In the context of customer’s website, the socialidnow.com domain is considered a third-party application, so the cookies managed by Social-ID Platform are defined as third-party cookies. When the authentication is performed by customer's website using the Social-ID Platform, it's considered a cross-origin authentication, when two different domains need to share resources. Many standards support these cross-origin sharing, like CORS, JSONP and Web Messaging.
- socialid.login.startLogin: used to initiate the social login process. It redirects to the Social-ID Platform, that performs the login by redirecting to the social provider and creating the user's session.
- socialid.login.startSession: used just to create the user's session given a connection_id. It redirects to the Social-ID Platform, that validates the connection_id and creates the session.
- socialid.login.loginConnection: used just to create the user's session given a connection_id, but do not redirect to the Social-ID Platform.

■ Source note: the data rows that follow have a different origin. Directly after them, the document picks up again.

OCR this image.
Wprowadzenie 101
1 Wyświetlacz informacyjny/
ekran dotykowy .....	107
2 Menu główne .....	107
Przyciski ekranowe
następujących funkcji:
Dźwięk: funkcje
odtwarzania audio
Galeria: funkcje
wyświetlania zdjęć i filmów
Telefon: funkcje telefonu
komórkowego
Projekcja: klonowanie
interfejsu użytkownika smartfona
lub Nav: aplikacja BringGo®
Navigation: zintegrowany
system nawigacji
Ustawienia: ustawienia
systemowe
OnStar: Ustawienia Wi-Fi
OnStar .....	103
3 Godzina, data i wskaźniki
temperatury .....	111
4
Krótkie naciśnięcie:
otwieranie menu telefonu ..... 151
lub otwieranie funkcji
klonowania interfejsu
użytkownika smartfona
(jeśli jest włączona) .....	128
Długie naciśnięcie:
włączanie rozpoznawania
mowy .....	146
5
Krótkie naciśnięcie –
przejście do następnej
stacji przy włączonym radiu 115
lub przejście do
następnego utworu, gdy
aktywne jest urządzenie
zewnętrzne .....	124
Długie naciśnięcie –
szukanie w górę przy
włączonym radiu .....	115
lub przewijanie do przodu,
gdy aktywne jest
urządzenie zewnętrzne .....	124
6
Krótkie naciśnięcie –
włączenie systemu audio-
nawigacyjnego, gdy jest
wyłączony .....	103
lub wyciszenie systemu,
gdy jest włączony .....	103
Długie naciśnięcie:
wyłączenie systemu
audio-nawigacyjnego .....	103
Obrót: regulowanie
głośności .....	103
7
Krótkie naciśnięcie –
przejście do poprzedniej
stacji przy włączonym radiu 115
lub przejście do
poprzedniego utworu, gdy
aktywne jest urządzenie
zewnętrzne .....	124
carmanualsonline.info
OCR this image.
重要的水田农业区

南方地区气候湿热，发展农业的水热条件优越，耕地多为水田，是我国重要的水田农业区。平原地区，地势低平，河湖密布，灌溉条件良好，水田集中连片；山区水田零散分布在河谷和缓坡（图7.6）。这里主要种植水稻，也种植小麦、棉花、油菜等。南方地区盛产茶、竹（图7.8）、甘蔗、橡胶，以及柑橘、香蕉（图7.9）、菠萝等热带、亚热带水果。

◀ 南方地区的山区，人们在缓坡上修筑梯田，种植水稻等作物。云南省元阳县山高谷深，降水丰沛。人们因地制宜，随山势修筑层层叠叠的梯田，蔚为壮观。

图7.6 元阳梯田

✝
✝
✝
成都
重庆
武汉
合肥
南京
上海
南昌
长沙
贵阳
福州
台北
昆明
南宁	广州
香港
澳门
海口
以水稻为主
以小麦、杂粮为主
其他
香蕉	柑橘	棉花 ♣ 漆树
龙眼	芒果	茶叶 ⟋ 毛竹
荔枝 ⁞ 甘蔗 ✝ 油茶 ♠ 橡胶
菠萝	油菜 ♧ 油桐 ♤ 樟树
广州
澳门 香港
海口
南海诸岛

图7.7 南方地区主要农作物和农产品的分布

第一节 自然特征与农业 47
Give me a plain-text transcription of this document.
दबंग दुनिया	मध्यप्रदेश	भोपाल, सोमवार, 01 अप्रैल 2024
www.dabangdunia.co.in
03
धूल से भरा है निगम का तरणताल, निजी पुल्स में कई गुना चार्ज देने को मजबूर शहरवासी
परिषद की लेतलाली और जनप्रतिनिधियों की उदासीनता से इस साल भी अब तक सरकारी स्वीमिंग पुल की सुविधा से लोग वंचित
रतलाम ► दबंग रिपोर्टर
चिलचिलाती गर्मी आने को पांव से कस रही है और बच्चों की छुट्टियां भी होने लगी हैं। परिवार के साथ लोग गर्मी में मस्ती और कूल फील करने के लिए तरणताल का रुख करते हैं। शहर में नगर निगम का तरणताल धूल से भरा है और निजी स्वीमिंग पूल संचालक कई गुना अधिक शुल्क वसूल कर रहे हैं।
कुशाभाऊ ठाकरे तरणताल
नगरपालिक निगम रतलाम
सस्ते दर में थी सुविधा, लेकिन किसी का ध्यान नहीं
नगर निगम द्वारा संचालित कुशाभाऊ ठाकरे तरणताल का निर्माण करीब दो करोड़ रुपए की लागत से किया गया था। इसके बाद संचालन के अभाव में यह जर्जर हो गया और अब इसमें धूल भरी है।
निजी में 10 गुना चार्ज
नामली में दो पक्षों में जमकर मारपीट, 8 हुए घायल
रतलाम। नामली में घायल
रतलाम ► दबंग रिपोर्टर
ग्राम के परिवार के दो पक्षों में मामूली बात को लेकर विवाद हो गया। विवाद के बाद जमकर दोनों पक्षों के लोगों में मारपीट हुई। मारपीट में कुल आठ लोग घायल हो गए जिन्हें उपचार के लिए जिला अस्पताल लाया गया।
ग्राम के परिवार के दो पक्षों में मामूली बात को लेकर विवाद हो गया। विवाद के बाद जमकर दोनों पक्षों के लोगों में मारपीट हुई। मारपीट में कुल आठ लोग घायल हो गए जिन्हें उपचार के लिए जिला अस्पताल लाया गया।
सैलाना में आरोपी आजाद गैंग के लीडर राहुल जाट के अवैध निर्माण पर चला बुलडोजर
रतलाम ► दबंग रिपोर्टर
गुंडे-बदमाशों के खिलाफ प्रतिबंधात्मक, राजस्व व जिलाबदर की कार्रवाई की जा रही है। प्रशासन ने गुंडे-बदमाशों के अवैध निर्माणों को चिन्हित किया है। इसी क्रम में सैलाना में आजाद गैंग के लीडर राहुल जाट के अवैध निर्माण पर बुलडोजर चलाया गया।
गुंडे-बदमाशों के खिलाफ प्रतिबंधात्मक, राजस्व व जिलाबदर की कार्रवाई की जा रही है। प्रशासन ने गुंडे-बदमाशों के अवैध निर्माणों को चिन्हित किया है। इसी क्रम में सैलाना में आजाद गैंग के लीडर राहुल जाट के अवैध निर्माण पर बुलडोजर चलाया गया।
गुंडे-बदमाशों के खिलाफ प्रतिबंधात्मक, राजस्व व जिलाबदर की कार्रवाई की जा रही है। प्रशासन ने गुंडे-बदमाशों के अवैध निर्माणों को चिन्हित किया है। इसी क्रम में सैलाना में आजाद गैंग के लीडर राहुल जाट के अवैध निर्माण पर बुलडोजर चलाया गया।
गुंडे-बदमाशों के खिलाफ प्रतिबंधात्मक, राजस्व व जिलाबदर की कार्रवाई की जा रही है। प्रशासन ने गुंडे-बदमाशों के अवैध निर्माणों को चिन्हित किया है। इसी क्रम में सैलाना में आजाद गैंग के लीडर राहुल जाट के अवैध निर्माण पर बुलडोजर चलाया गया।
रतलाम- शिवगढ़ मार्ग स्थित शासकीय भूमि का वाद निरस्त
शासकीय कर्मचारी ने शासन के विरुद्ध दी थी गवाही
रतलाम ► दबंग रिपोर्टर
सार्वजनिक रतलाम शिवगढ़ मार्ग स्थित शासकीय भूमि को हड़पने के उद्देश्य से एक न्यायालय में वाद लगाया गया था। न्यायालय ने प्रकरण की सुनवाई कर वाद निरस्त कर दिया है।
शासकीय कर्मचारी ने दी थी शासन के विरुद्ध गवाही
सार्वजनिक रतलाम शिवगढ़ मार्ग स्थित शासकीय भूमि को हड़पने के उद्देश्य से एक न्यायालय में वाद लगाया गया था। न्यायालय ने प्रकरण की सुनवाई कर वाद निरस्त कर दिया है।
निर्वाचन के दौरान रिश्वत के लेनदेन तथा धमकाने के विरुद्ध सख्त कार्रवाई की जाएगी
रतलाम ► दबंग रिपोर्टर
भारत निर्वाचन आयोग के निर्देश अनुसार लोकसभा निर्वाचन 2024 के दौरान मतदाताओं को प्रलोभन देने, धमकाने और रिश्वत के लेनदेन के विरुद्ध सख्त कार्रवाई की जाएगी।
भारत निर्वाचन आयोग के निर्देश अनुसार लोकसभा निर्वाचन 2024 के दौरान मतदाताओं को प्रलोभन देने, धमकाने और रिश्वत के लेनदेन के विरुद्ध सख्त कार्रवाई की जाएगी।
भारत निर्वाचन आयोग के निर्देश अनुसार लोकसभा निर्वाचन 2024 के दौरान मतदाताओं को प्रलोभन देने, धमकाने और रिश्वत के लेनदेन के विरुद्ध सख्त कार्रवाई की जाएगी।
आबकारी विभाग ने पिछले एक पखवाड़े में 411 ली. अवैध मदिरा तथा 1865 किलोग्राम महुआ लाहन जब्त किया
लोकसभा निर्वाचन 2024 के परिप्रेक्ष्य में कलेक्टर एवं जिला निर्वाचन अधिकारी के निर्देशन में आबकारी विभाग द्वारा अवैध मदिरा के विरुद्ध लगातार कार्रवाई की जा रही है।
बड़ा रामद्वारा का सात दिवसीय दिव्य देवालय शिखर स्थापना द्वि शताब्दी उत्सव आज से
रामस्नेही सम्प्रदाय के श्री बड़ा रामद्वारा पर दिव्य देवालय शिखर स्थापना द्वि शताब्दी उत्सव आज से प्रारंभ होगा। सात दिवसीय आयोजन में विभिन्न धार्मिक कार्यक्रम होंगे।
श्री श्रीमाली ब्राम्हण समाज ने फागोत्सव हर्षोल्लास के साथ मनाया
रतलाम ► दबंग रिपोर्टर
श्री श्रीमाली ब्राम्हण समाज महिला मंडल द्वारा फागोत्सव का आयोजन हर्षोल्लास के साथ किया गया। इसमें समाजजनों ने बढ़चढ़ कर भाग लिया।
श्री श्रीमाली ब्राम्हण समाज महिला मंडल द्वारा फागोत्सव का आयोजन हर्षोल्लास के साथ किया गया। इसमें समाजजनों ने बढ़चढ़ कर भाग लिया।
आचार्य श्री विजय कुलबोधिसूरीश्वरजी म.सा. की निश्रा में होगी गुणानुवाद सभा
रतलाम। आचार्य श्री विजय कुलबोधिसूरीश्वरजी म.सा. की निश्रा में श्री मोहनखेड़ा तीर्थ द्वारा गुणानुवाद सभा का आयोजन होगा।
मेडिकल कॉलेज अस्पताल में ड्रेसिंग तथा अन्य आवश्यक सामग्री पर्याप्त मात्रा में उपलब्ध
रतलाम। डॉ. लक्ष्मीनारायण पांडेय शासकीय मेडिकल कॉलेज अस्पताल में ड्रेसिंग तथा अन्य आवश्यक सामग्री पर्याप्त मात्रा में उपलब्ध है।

It's not fully compatible with Safari browser.
Safari browser implements a different mechanism: Intelligent Tracking Prevention. Intelligent Tracking Prevention collects many statistics and applies Machine Learning to identify potential risk to cross-site tracking, periodically deleting tracking data unless the user visits the third-party content provider. In practice, it blocks cookies from third-party applications unless the user interacts with these applications at the top domain, that is, if the user access the third-party application as a first-party application.
It affects how Single Sign-On is managed in Safari browsers, since customer's sites use socialidnow.com as the central user session for all sites. The Single Sign-On could not work properly with the API socialid.login.loginConnection, because Safari browsers (desktop and mobile) would require the user to have accessed the socialidnow.com domain in order to accept cookies from it. The APIs socialid.login.startLogin and socialid.login.startSession redirect the user to the socialidnow.com domain as a first-party application, therefore the cookies for the user's session can be properly created and can be accessed later in the customer's site as third-party cookies.
Besided that, the sessions will be limited to 24-hour expiration, until the user interacts with the top domain (socialidnow.com) again.